GBCA-independent headache may be due to magnetic fields. Usually, medical staff working in MR-scanner rooms acquire subjective symptoms such as headache, tinnitus, nausea, warm/hot feeling, dizziness, vertigo, feeling lightheaded or weightless, concentration problems, metallic taste, and a feeling of instability when standing or moving [5]. MRI-related electromagnetic fields (EMFs), static magnetic fields (SMFs), and switched gradient fields (SGF) seem to be responsible for the symptoms [5]. Controversially, even the RF pulse might induce headaches [2]. Therefore, adverse reactions to RF pulses could occur in patients. Due to the sparseness of data, it would be desirable if there were corresponding studies on this topic, although this is a very rare event. RF-pulse-induced headache is independent of the contrast agent used. Consequently, such an adverse event is not a hypersensitivity reaction. Moreover, headache during a MR-scan might occur due to the volume or pressure of the headphones used for noise protection, continued noise during examination upon insufficient protection, or associated with a head-coil.

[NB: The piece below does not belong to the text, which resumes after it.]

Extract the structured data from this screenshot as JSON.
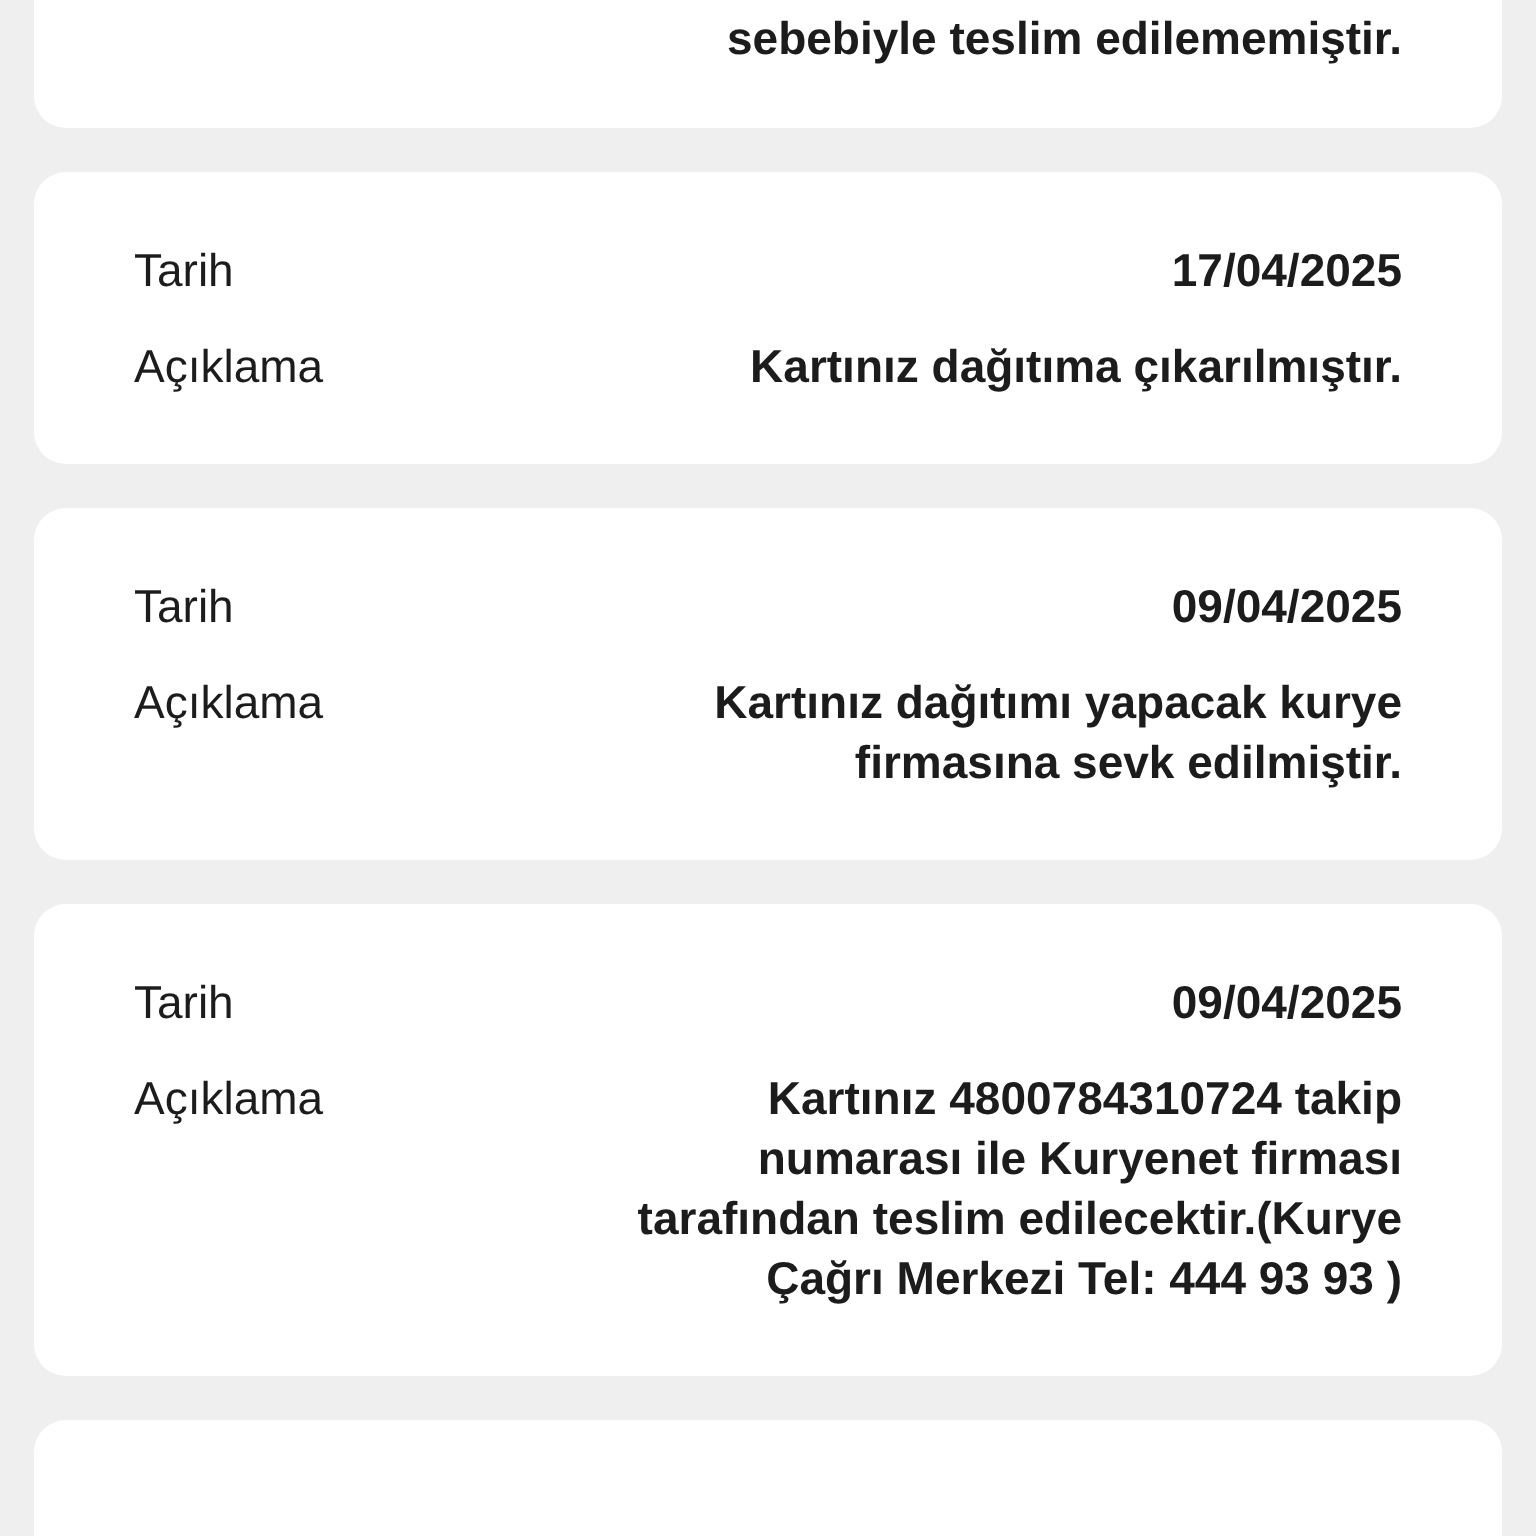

Conclusion: Taken together, headache in patients undergoing MR scans may have different causes. Besides GBCA-related forms, there are also GBCA-independent forms, which may be RF-pulse triggered (Figure 1). Therefore, when observing adverse reactions following the injection of a CM, the following recommendations are made: 1) to make an exact clinical diagnosis, 2) to identify the culprit substance/factor, and 3) to exactly document all facts (i.e. date of the adverse reaction, culprit factor, and clinical symptoms) [6]. An exact differentiation is necessary with respect to the treatment or prophylactic actions in future MR scans. In cases of GBCA-induced headache, the change to a non-culprit compound is the prophylaxis of choice, and in cases with GBCA-independent headache, RF-pulse-induced forms should either be verified or excluded.